Charmey, deux regards au-delà du mythe de la poya

Marie Oberson, peinture©C.LambertPar Eric Bulliard

Le Musée de Charmey présente les œuvres de deux femmes paysannes. Autodidactes, elles témoignent d’un monde qui leur est cher.
Elles ont une fraîcheur qu’on ne voit pas si souvent dans un musée. En présentant les œuvres de Marie Oberson et Agnès Rey, celui de Charmey met en évidence deux visions de l’univers campagnard et alpestre. Celles de deux femmes paysannes, entre naïveté et art brut.
Restée célibataire, Marie Oberson (1910-1996) a peint les souvenirs d’un monde perdu, celui de son enfance et d’une bonne partie de sa vie d’adulte, passée à la ferme de la Fontanettaz, à Villariaz. Forcée à quitter les lieux à 52 ans, elle se met à peindre, «pour oublier», affirmait-elle. Son premier tableau cherche à reproduire la poya qui se trouvait à la Fontanettaz. Elle exerce ensuite son art avec frénésie, sur tous les supports qu’elle a sous la main: cartons, pavatex, tissus…

«Je peins ce que je vois»
«Marie Oberson peint dans l’urgence, ce qu’elle voit. Elle n’invente rien», relève Patrick Rudaz, conservateur du Musée de Charmey. Elle représente des fleurs, des poules, des vaches, quelques poyas. Sans souci de perspective ni de beauté. Elle qui n’a jamais voyagé (elle est allée une fois à Fribourg, selon Patrick Rudaz) a dû s’inspirer de cartes postales pour représenter Sargans ou la grotte aux Fées.

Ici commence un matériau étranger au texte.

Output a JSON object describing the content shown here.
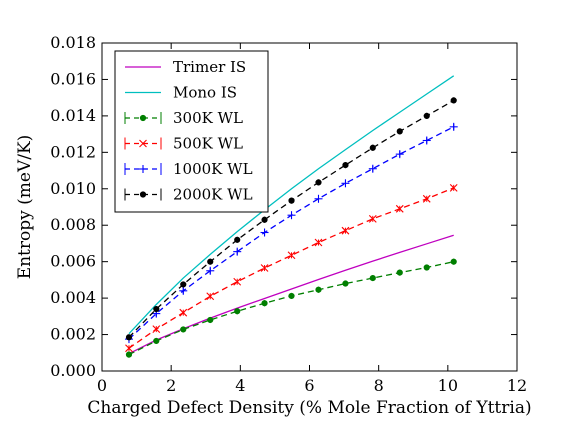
{
  "chart_data": {
    "type": "line",
    "title": "",
    "xlabel": "Charged Defect Density (% Mole Fraction of Yttria)",
    "ylabel": "Entropy (meV/K)",
    "xlim": [
      0,
      12
    ],
    "ylim": [
      0,
      0.018
    ],
    "x_ticks": [
      "0",
      "2",
      "4",
      "6",
      "8",
      "10",
      "12"
    ],
    "y_ticks": [
      "0.000",
      "0.002",
      "0.004",
      "0.006",
      "0.008",
      "0.010",
      "0.012",
      "0.014",
      "0.016",
      "0.018"
    ],
    "grid": false,
    "legend_position": "upper-left",
    "series": [
      {
        "name": "Trimer IS",
        "style": "solid",
        "color": "#bf00bf",
        "x": [
          0.78,
          1.57,
          2.35,
          3.13,
          3.91,
          4.7,
          5.48,
          6.26,
          7.04,
          7.83,
          8.61,
          9.39,
          10.17
        ],
        "y": [
          0.00095,
          0.0017,
          0.00232,
          0.0029,
          0.00345,
          0.00398,
          0.0045,
          0.00502,
          0.00553,
          0.00603,
          0.00651,
          0.00698,
          0.00745
        ]
      },
      {
        "name": "Mono IS",
        "style": "solid",
        "color": "#00bfbf",
        "x": [
          0.78,
          1.57,
          2.35,
          3.13,
          3.91,
          4.7,
          5.48,
          6.26,
          7.04,
          7.83,
          8.61,
          9.39,
          10.17
        ],
        "y": [
          0.00205,
          0.00365,
          0.0051,
          0.0064,
          0.00765,
          0.00885,
          0.01,
          0.0111,
          0.01215,
          0.0132,
          0.0142,
          0.0152,
          0.0162
        ]
      },
      {
        "name": "300K WL",
        "style": "dashed",
        "marker": "dot",
        "color": "#007f00",
        "x": [
          0.78,
          1.57,
          2.35,
          3.13,
          3.91,
          4.7,
          5.48,
          6.26,
          7.04,
          7.83,
          8.61,
          9.39,
          10.17
        ],
        "y": [
          0.0009,
          0.00165,
          0.00228,
          0.0028,
          0.00328,
          0.00372,
          0.00412,
          0.00446,
          0.0048,
          0.0051,
          0.0054,
          0.00568,
          0.006
        ]
      },
      {
        "name": "500K WL",
        "style": "dashed",
        "marker": "x",
        "color": "#ff0000",
        "x": [
          0.78,
          1.57,
          2.35,
          3.13,
          3.91,
          4.7,
          5.48,
          6.26,
          7.04,
          7.83,
          8.61,
          9.39,
          10.17
        ],
        "y": [
          0.00125,
          0.0023,
          0.0032,
          0.0041,
          0.0049,
          0.00565,
          0.00635,
          0.00705,
          0.0077,
          0.00835,
          0.0089,
          0.00945,
          0.01005
        ]
      },
      {
        "name": "1000K WL",
        "style": "dashed",
        "marker": "plus",
        "color": "#0000ff",
        "x": [
          0.78,
          1.57,
          2.35,
          3.13,
          3.91,
          4.7,
          5.48,
          6.26,
          7.04,
          7.83,
          8.61,
          9.39,
          10.17
        ],
        "y": [
          0.00175,
          0.00315,
          0.0044,
          0.0055,
          0.00655,
          0.0076,
          0.00855,
          0.00945,
          0.0103,
          0.0111,
          0.0119,
          0.01265,
          0.0134
        ]
      },
      {
        "name": "2000K WL",
        "style": "dashed",
        "marker": "dot",
        "color": "#000000",
        "x": [
          0.78,
          1.57,
          2.35,
          3.13,
          3.91,
          4.7,
          5.48,
          6.26,
          7.04,
          7.83,
          8.61,
          9.39,
          10.17
        ],
        "y": [
          0.00185,
          0.0034,
          0.00475,
          0.006,
          0.0072,
          0.0083,
          0.00935,
          0.01035,
          0.0113,
          0.01225,
          0.01315,
          0.014,
          0.01485
        ]
      }
    ]
  }
}
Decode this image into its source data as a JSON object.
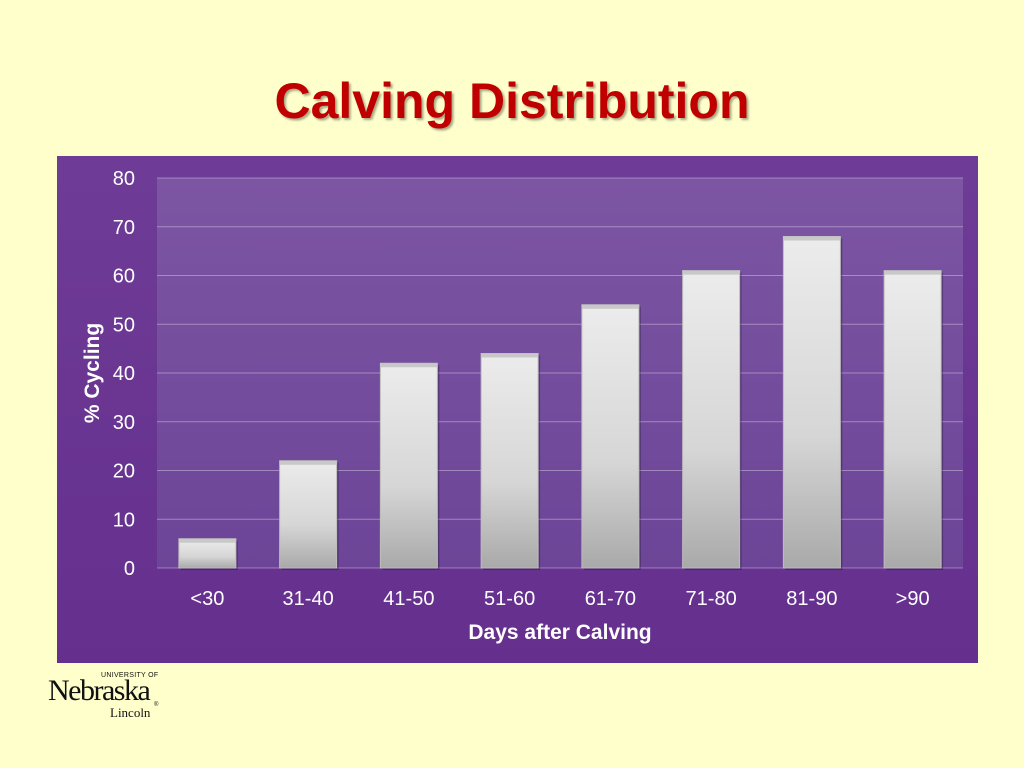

Images du temps passé, vie paysanne, et ce mélange émouvant d’élan vital et de désespoir. Ses couples d’amoureux sont parfois accompagnés de ces mots touchants: «Un rêve échoué.»

Souvent, les tableaux de Marie Oberson se font plus intimes. La figure de Marguerite Bays, par exemple, témoigne de sa foi. Et ses couples d’amoureux sont parfois accompagnés de ces mots touchants: «Un rêve échoué.» Son cycle des saisons qui, disait-elle, lui tenait chaud parce qu’il isolait ses murs, apparaît comme un concentré de son œuvre: images du temps passé, vie paysanne, et ce mélange émouvant d’élan vital et de désespoir. Avec une naïveté qui apparaît également dans les légendes: «Ont fanent pour les vaches en vacances.»
«Je peins ce que j’aime»
Egalement glânoise, Agnès Rey, née en 1923, n’a pas eu la vie aussi rude et solitaire que Marie Oberson. Femme de paysan, elle a élevé huit enfants et ne s’est mise à peindre qu’à la perte de son mari, en 1993. Uniquement des poyas. Qui, comme chez Marie Oberson, prennent sens dans la répétition.
Pour support, elle aime le bois, en particulier les planches qui ont gardé leur écorce. «Agnès Rey prend une série de motifs, des vaches, un chalet, une fontaine, des montagnes et multiplie les poyas à partir de ce vocabulaire», indique Patrick Rudaz. Un travail qui se fonde aussi sur l’urgence et un besoin de combler un vide.
Là encore, pas de souci de perspective ni de réalisme. Mais des verts puissants, des armaillis souriants. L’image d’un monde qu’Agnès Rey a connu et apprécié: «Je peins ce que j’aime», affirme-t-elle. Qu’importe si tel chien paraît disproportionné, si tel autre semble suspendu dans un arbre. L’important n’est pas d’exposer ni de vendre, mais de témoigner, de se souvenir, avec authenticité. «La poya tient du mythe, relève Patrick Rudaz. Ici, nous ne sommes pas du tout dans cette dimension-là.»